Is excelling the point? Partly. Today, when I scan headlines, I see the word “celebrity” used for people who seem to have no distinguishing talents at all. A short list: parents like Kate Gosselin and the Duggars; socialites like Paris Hilton and Tiger’s mistresses; Briston Palin and her notorious beau Levi Johnston.
It is tempting, I’m sure, for people to want their proverbial “fifteen minutes of Fame.” But then, why don’t we allow them—push them—to move on? Joe the Plumber has retreated into the shadows, thankfully.
Why, I wonder, has the American public begun to tout anyone the television places in front of us as a celebrity? I am not suggesting that a talent for parenting is small potatoes; it’s not. But the “celebrity parents”—oops, I forgot Octomom—aren’t celebrated for their parenting, per se. They are celebrated for having a lot of kids, often in a short span of time.
I have played a lot of softball. You could film me if you wanted, but the camera’s presence wouldn’t change the fact that perhaps my talents lie more in persistence than athletic prowess.
And what has Bristol Palin done to be labeled a “star”? She’s an Advocate. For teenage abstinence. Has anyone else noticed that she didn’t abstain? Isn’t it confusing to the people she’s supposedly inspiring? A recent ad she did for The Candies Foundation spotlights the precarious position she’s in and the mixed message she sends the audience. The gist of her message is this: Hi, I’m Bristol Palin. I had sex when I wasn’t married and now have a child.
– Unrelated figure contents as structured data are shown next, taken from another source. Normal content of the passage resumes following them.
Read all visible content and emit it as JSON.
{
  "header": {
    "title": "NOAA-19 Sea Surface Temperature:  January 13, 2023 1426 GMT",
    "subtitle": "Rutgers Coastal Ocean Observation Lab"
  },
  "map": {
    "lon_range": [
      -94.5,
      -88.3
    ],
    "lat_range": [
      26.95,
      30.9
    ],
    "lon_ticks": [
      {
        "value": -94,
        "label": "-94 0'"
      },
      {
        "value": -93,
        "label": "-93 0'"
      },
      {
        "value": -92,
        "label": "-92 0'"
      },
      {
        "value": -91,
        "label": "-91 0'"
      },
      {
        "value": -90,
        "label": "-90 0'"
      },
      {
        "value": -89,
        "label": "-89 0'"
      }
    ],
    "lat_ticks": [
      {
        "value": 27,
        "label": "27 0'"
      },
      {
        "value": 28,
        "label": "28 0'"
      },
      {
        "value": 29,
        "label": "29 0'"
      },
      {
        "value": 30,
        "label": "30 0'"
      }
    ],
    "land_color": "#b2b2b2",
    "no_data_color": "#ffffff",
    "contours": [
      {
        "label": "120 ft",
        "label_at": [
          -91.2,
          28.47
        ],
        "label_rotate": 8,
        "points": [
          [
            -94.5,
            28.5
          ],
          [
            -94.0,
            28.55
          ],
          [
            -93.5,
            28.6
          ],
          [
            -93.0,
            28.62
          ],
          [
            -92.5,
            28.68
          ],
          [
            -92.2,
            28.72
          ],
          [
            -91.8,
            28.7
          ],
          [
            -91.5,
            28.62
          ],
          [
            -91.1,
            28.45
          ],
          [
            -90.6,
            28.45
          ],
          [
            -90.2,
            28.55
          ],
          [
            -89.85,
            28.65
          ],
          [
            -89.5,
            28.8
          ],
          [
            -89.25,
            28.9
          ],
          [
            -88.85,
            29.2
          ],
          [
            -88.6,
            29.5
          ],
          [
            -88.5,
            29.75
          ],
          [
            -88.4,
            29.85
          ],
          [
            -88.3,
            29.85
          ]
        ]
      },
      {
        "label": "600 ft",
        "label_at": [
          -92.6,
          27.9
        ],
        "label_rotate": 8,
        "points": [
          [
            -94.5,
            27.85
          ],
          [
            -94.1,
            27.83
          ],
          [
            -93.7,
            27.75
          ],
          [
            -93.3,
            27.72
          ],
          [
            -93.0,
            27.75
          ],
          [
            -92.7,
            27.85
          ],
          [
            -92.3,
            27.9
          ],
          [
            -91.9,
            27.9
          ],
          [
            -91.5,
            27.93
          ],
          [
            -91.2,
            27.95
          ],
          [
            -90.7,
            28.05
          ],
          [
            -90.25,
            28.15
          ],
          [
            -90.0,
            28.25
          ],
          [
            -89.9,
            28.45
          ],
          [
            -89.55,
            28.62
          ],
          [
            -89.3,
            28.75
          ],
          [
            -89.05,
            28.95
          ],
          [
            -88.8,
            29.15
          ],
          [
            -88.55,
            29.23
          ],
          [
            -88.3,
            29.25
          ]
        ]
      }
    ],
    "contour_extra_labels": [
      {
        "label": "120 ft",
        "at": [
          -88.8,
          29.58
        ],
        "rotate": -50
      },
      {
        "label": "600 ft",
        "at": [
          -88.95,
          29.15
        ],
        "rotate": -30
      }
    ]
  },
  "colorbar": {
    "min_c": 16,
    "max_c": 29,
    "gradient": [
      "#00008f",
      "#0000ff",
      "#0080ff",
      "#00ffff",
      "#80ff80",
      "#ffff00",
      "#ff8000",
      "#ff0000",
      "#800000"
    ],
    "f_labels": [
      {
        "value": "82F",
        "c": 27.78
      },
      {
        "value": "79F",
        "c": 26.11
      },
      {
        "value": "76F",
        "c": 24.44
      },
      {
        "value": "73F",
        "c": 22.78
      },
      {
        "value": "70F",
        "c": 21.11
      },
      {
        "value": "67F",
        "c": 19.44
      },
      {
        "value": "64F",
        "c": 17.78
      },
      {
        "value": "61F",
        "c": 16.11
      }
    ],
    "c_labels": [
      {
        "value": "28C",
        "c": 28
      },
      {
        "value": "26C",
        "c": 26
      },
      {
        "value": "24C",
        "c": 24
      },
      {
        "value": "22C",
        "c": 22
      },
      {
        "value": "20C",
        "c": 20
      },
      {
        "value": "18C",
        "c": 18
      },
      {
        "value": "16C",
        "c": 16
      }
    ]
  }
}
But I have a famous family and a lot of money and support. You don’t, so you shouldn’t have sex. Please don’t do what I did.
This is advocacy? Are we, indeed, as mindless as our preoccupations with these faux stars suggests? The main criteria for television stardom these days, after all, seem to be good looks and an unquenchable thirst for attention.
Most toddlers have that going for them.
My sister, like Bristol, had a child out of wedlock. She was nineteen. After a short, miserable marriage to the child’s father, she became an advocate, too, for her own growing family. She advocates daily for honesty, integrity, hard work, mercy. She’s beautiful, inside and out. So far, no TV offers have come her way. Did I mention she’s hard working and funny, too?
When I fume inwardly at these headlines and the ridiculous elevation of people with few discernible talents to the status of celebrity, I must remember that we make them what they are. And we do it in spite of their often unsavory behavior off screen. Remember Paris and cocaine? Octomom’s consideration of an X-rated film?
I suppose that rather than asking “What’s wrong with them?” for seeking and then courting the spotlight, I could more fruitfully ask, “What’s wrong with us?” We’ve privileged mediocrity and beauty over talent, character, solidity. In a world of constantly shifting shapes, is this the best we can do?